The functional role of PGK1 overexpression in carcinogenesis has been suggested as the regulation of the Warburg effect,[18] which describes increased aerobic glycolysis in tumor cells despite the presence of oxygen. Besides its catalytic role in the glycolytic pathway, PGK1 has been shown to play multiple cellular roles that link PGK1 expression to tumor biology, although such functions have not been fully elucidated. PGK1 has disulfide reductase activity during tumor angiogenesis.[26] Moreover, via a positive interaction with CXCR4, PGK1 can increase gastric cancer cell invasion dramatically, resulting in peritoneal dissemination.[27] However, the functional consequences of changes in PGK1 expression in cancer are controversial. For instance, high PGK1 expression can inhibit tumor angiogenesis by promoting the extracellular formation of angiostatin from plasmin.[28] In addition, PGK1 has been suggested to be a critical downstream target of CXCL12 and an important negative regulator of angiogenesis.[29] Moreover, in lung cancer cells, PGK1 overexpression reduced cyclooxygenase 2 expression, and decreased tumor growth and promoted anti-tumor immunity in vivo.[30,31] PGK1 can bind DNA, influencing DNA replication and repair in mammalian cell nuclei.[32,33] A proteomic analysis of glycolysis in lung cancer tissues revealed that poorly differentiated tumors had significantly lower PGK1 levels compared with moderate or well-differentiated tumors, indicating that PGK1 was down-regulated during lung cancer carcinogenesis.[34] This finding might explain why PGK1 elevations have been associated with survival in patients with stage I lung cancer.[35] A recent study demonstrated that PGK1 expression was blocked by MVIH, a long noncoding RNA, and this inhibition was associated with poor postoperative prognosis in patients with hepatocellular carcinoma,[36] further indicating PGK1's tumor suppressor role in certain malignancy. Therefore, the decreased expression of PGK1 with poor prognosis of GBC seemed not a causal relationship. The current results indicated that down-regulation could be 1 of the oncogenic step in GBC carcinogenesis.

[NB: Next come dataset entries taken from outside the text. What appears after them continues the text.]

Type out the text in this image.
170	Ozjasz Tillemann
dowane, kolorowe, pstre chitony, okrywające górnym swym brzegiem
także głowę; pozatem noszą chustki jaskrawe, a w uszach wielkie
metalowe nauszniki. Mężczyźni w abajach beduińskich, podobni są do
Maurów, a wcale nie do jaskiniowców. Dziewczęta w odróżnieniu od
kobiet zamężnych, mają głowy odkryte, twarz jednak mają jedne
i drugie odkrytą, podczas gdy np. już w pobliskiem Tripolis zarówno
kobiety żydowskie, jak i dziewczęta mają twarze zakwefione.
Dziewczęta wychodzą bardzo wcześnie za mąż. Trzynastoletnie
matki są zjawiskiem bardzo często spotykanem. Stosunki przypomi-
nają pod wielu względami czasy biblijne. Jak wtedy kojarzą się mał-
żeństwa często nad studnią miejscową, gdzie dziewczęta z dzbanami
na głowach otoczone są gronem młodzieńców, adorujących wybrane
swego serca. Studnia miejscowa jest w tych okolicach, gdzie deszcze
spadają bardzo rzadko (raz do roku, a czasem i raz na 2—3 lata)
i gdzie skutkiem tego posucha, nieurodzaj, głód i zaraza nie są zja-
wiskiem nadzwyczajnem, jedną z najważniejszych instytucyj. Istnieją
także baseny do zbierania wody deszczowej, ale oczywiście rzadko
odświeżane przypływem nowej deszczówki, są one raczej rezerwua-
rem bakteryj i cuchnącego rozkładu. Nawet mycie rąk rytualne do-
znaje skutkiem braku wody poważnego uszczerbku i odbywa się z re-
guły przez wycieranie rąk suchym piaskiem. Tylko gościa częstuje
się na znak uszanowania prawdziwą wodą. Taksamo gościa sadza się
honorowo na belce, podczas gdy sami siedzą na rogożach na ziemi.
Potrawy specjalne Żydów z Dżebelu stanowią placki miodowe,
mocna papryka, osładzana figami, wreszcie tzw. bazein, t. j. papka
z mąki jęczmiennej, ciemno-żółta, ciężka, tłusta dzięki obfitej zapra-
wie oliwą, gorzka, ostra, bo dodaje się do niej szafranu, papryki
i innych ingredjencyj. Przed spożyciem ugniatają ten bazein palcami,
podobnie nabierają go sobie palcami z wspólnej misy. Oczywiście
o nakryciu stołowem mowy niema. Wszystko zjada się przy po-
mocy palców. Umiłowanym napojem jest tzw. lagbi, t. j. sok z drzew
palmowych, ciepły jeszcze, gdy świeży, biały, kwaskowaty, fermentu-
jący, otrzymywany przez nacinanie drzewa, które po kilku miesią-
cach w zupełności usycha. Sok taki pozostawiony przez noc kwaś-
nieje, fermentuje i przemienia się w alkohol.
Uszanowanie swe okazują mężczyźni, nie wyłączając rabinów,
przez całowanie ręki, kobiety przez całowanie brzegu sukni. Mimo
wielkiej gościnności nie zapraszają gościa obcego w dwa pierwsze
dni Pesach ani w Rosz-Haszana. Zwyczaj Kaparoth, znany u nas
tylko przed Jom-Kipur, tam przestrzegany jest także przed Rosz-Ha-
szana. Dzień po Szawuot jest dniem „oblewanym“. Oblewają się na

Although our study provided evidence for the prognostic value of PGK1 in patients with GBC, there remain some limitations. This is a single center retrospective study, so our results might not be generalized to other studies. The number of patients enrolled is relatively small due to relative lower incidence of the disease. And we cannot rule out the possibilities of type 1 error, which might lead to a false positive finding. More larger, multicentered, prospective studies are needed to validate these results.

In summary, we found that low PGK1 expression was an independent prognostic biomarker for poor OS and DFS. PGK1 may serve as an objective and effective biomarker to help identify patients with a high risk for tumor invasion and metastasis, thereby guiding the clinical decision making. Furthermore, because GBC is refractory to chemotherapy, modulation of PGK1 expression might be a promising target to improve survival outcomes and treatment efficacies, which might provide additional curative clinical strategies for patients with GBC.